- Leader: Ḥamīd Kawṯarī, Sīāmak Zaʿīm, and Fereydūn ʿAlīābādī
- Founded: 1969
- Dissolved: 1976
- Merged into: UICS
- Ideology: Communism Marxism–Leninism Maoism
- Political position: Far-left

= Organization of Communist Revolutionaries (Marxist–Leninist) =

Organization of Communist Revolutionaries (Marxist–Leninist) ((سازمان انقلابیون کمونیست (م-ل) was an Iranian Maoist organization.

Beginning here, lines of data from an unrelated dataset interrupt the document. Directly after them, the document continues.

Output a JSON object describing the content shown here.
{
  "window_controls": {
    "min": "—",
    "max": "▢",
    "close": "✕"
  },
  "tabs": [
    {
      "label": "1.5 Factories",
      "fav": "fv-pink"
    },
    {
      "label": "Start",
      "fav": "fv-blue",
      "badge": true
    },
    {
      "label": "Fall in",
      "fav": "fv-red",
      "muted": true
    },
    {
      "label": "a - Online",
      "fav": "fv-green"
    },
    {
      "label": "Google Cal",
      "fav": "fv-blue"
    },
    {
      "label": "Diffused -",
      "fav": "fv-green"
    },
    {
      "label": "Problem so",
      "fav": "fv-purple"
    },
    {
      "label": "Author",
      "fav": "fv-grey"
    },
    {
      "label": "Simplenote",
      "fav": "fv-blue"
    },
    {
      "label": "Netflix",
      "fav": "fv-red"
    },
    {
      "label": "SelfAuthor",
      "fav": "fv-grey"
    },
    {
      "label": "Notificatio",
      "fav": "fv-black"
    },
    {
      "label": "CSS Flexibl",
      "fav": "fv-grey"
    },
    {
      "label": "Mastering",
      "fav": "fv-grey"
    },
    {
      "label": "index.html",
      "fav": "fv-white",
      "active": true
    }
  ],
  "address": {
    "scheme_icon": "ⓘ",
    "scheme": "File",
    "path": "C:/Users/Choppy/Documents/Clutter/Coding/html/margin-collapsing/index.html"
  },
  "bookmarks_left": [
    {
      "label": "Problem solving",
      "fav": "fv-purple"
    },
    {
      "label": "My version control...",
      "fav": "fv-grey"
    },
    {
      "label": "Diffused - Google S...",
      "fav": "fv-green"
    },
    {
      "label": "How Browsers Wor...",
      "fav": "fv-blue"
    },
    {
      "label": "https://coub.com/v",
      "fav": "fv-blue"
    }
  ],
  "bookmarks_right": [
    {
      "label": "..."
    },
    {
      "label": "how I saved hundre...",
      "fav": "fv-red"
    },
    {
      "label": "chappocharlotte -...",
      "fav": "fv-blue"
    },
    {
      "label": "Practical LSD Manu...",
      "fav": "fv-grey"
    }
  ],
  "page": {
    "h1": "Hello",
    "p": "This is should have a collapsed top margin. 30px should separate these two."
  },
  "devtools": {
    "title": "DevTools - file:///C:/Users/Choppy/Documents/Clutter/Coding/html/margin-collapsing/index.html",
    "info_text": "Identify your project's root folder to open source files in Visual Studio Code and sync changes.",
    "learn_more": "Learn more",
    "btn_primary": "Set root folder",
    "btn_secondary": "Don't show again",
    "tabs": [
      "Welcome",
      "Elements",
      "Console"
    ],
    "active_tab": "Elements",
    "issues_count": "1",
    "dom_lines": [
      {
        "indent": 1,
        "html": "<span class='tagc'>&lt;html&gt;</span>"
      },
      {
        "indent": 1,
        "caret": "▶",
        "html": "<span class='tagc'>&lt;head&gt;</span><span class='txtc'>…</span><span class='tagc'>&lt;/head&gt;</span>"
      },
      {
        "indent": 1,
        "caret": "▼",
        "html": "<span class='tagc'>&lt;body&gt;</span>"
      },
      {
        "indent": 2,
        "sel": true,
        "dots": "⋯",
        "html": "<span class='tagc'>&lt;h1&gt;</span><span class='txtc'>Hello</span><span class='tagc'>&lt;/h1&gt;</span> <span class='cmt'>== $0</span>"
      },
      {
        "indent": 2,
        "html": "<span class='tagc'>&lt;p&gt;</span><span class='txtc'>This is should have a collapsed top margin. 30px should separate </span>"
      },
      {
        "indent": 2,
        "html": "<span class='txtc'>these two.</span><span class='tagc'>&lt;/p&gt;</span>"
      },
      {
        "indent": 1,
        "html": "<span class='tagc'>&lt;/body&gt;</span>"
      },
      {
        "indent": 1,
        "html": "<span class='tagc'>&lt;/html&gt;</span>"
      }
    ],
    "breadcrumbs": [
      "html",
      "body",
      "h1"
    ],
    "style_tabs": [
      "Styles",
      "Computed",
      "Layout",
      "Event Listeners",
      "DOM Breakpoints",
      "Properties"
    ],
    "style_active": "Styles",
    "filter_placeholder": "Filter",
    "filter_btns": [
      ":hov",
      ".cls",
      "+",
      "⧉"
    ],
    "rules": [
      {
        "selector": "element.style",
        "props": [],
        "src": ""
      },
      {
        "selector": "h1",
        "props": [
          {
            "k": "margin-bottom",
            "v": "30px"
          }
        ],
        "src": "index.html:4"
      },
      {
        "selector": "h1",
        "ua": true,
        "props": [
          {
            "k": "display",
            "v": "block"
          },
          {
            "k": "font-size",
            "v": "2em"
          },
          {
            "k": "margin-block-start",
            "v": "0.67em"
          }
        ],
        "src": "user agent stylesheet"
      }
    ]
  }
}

It was formed in opposition to the Shah regime in Iran.

OCR(M-L) was founded in 1970 and it advocated against policies of Nikita Khrushchev, describing them as 'Khrushchevian Revisionism'. Instead it supported Mao Zedong and his strategy of People’s war and Cultural Revolution in China. They adopted program that claimed that the ideology of the working class was 'Marxism-Leninism-Mao Zedong Thought'.

Later in 1976, OCR(M-L) merged with the 'Pooya Group', forming the Union of Iranian Communists (Sarbedaran). OCR(M-L) is regarded as an early part of the current Communist Party of Iran (Marxist-Leninist-Maoist).